Ma vie en quelques lignes
Lettre ouverte
Chers frères et sœurs,
Je viens avec une corbeille d’histoire. Prêtez-moi une oreille attentive pour vous éplucher une à une les plumes de mon histoire ! Effroyable histoire de la pluie et de la tempête, l’histoire de ma vie. Je suis Yawa, originaire d’un pays sous les tropiques, j’ai dix-neuf ans, lycéenne. Ma vie venait de basculer lorsque je fis la connaissance d’un homme qui sans doute aurait l’âge de mon père ; un homme marié. Ma frivolité, ma cupidité, mon attachement au gain facile avaient presque creusé ma propre tombe. Cet homme, tout comme les autres hommes que j’avais connus, me dorlotait car j’avais tout ce qu’une fille pouvait avoir pour séduire à coup sûr un homme : une poitrine bien dégagée avec de beaux et gros seins, de grosses fesses, une corpulence identique à la forme d’une bouteille de « coca-cola ». Bref j’avais l’allure d’une reine.

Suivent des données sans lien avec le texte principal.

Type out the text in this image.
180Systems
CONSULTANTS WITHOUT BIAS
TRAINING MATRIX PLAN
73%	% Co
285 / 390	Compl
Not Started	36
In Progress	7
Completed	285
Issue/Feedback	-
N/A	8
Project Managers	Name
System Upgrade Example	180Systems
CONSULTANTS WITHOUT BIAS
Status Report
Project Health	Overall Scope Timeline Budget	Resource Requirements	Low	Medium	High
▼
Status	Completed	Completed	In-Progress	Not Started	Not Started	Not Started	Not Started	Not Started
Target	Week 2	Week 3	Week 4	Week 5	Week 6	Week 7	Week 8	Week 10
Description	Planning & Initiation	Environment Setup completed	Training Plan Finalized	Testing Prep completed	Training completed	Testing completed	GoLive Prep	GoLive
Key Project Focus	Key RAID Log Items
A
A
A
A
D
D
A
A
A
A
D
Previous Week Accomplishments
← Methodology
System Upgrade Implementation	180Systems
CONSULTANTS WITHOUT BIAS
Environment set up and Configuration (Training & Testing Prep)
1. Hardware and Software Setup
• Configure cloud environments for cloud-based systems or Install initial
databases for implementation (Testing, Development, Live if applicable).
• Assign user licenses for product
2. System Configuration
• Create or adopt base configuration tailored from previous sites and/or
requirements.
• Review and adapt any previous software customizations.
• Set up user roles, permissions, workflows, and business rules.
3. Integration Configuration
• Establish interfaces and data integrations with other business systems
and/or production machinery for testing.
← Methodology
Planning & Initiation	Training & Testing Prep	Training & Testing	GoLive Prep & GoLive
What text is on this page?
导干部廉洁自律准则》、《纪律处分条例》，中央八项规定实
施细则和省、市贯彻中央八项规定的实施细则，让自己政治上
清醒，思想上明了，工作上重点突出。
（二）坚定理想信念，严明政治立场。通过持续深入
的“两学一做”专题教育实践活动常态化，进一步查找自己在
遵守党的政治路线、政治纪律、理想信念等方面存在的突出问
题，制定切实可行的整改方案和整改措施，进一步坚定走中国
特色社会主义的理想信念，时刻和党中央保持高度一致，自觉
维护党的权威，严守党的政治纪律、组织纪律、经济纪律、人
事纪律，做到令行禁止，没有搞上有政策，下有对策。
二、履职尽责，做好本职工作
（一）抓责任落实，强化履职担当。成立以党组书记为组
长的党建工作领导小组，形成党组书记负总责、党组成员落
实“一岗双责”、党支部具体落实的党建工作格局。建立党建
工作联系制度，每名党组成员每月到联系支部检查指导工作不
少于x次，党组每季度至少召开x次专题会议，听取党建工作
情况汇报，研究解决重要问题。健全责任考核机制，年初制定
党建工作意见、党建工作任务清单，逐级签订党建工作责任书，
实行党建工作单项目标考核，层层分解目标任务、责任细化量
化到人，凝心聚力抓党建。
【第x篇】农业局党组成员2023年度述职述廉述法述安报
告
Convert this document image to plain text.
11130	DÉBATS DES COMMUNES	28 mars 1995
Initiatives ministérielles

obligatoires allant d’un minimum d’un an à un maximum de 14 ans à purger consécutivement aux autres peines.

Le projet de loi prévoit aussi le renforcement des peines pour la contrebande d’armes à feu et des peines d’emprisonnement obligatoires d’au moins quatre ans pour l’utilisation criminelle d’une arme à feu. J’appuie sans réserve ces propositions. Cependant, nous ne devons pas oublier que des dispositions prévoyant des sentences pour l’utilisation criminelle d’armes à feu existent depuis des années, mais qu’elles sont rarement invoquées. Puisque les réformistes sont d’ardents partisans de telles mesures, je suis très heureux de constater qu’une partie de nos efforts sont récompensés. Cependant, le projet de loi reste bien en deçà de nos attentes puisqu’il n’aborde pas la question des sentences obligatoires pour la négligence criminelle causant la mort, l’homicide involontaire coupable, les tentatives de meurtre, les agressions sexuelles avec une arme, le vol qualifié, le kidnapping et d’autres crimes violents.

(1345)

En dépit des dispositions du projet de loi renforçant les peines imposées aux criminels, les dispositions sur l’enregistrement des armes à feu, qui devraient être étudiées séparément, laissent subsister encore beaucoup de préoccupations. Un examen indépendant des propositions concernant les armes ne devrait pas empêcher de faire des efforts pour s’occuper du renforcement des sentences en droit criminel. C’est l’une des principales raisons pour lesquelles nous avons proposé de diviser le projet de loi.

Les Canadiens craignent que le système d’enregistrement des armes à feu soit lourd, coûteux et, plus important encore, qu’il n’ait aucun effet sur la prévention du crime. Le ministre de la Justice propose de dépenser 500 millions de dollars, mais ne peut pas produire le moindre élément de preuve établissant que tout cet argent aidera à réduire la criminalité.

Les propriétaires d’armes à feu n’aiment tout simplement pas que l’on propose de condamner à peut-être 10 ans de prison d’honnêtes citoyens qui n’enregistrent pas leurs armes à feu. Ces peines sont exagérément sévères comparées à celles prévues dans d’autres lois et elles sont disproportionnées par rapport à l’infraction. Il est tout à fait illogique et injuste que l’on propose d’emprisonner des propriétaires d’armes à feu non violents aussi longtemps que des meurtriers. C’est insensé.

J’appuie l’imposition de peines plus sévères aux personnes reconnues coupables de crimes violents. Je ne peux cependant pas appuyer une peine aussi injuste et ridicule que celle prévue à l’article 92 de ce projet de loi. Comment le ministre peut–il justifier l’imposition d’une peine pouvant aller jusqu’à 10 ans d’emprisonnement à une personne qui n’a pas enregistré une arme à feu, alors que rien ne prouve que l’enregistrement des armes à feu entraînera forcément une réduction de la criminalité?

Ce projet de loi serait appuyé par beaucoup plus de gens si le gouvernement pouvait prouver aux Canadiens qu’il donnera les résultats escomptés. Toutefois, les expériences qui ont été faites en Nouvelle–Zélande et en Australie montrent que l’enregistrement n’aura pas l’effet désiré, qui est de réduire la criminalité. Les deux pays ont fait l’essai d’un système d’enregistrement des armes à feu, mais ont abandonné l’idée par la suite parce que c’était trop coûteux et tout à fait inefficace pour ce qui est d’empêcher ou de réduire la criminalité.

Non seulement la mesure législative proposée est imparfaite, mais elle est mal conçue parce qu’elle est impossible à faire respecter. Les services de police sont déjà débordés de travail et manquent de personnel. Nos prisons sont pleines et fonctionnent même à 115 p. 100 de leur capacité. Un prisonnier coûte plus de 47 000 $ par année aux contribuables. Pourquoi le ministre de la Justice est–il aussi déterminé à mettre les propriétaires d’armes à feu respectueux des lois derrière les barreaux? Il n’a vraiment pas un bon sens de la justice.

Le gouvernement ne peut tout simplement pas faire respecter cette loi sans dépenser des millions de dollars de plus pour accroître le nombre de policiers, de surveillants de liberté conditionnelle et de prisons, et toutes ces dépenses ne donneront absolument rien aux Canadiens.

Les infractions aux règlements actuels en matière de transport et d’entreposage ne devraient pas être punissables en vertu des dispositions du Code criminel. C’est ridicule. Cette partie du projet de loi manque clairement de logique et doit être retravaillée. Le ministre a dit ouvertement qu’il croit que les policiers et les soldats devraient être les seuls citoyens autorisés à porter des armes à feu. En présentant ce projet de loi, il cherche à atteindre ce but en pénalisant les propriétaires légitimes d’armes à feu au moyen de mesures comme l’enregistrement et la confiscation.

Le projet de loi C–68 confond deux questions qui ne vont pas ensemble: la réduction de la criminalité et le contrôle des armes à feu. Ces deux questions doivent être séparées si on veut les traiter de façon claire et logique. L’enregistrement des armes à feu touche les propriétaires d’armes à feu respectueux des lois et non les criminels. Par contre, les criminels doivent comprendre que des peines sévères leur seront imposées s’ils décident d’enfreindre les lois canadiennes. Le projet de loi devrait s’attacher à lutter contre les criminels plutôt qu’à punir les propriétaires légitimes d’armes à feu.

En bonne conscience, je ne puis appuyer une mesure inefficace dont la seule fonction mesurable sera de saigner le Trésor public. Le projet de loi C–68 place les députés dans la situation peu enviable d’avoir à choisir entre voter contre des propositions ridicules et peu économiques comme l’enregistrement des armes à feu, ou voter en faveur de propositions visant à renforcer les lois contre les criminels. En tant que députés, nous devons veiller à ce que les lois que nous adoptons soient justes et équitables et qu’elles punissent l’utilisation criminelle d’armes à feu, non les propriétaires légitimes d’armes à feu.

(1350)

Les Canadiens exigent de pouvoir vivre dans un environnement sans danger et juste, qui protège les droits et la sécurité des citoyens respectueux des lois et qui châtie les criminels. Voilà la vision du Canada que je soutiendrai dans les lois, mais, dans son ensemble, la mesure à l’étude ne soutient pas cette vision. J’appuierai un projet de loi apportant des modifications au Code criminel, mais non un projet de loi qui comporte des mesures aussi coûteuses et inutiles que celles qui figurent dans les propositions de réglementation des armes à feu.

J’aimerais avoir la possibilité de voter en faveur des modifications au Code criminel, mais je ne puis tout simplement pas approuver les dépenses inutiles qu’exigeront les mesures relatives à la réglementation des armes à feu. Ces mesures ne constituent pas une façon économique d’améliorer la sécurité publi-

Exactement comme ces actrices que nous voyons dans les feuilletons. Cet homme dont j’ignorais le vrai nom et que j’appelais affectueusement « Tonton », m’offrait tout ce dont j’avais besoin : argent, bijoux, pagnes, téléphones portables, des sorties romantiques, des shopings. Un jour, après les classes, il m’avait donné rendez-vous dans un hôtel chic de la place. A notre rencontre, mes yeux brillaient d’amour, sur mes lèvres pendantes, s’affichait ce sourire que l’on rencontre sur les lèvres des jeunes filles à leur premier rencard avec un homme. On avait mangé, bu et danser. Il m’avait même offert une sérénade. On avait aussi parlé de nos familles respectives puis il me déposa après à mon école ; et c’était tout. Ce genre de rencontre entre cet homme et moi s’est multiplié avec le temps. Un autre soir, un soir du 14 Février, jour de la « saint valentin », à la plage d’Avépozo (Lieu très fréquenté et apprécié des amoureux), mon « Tonton » et moi, nous nous sommes rencontrés en amoureux. Nous avions beaucoup bu et savouré des mets succulents ; on avait plus nos pieds sur terre ; l’alcool avait pris le dessus sur nous.
Pour nous deux, la vie, « la vraie vie » venait de commencer. Pour moi spécialement, quel bonheur de se sentir aimée et désirée ! Dans tous les cas, c’est ce que je pensais. Ce soir-là, sur ce sable fin de la plage, ce qui devait arriver arriva. Oui ! On l’avait fait, à même le sol, sans préservatif. La nuit prenait peu à peu le dessus sur « ce beau jour » de ma vie lorsque nous sommes rentrés respectivement chez nous. Toute cette nuit durant, éveillée, je pensais à mon « tonton », à mon « prince charmant ». C’est vrai qu’il n’était pas le tout premier homme de ma vie, mais lui au moins, savait « séduire une femme ».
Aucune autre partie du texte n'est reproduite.